The Monterey Shale, which stretches beneath the southern San Joaquin Valley and parts of the Central Coast, holds 15.4 billion barrels of oil, according to a federal government estimate. A study released earlier this year by the University of Southern California forecast that developing the shale could bring California $24.6 billion in new tax revenue by 2020.
Oil companies have fracked 974 wells in California since the start of 2011, according to a website that compiles fracking data nationwide. And yet production from the Monterey Shale has not exploded the way it has in North Dakota or Texas. California’s complex and convoluted underground geology, experts say, has made tapping the shale formation’s oil difficult.

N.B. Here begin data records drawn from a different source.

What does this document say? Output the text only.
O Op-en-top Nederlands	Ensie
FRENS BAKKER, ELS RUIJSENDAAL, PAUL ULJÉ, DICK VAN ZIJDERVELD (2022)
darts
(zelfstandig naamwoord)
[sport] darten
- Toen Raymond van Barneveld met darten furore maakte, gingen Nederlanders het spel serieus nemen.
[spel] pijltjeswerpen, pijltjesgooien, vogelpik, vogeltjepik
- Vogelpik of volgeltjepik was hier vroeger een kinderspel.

“I think the jury’s out a little bit on the Monterey Shale,” said John Watson, CEO of Chevron Corp., the largest oil producer in California. “I don’t think we’ve completed — the industry has completed — the assessment enough to reach a conclusion.”
A flurry of bills in Sacramento this spring called for halting fracking in the state until its possible risks could thoroughly be studied. One such bill died in the Assembly Thursday after it was amended so much that many of its initial backers no longer supported it, Scow said.
San Onofre: Calif. utility will close troubled nuclear plant
The California Senate, meanwhile, passed a bill by Sen. Fran Pavley, D-Agoura Hills, (Los Angeles County) that would allow fracking to continue while a risk-assessment study was conducted. If the state did not complete the study by 2015, all fracking in the state would come to a halt.
But some environmentalists who usually count Pavley as an ally have been loath to back her bill. Some want a moratorium to come first. Others want an outright ban. Hence their appeal to the governor.
“Brown should not wait for the legislature,” Scow said. “He could do this now.”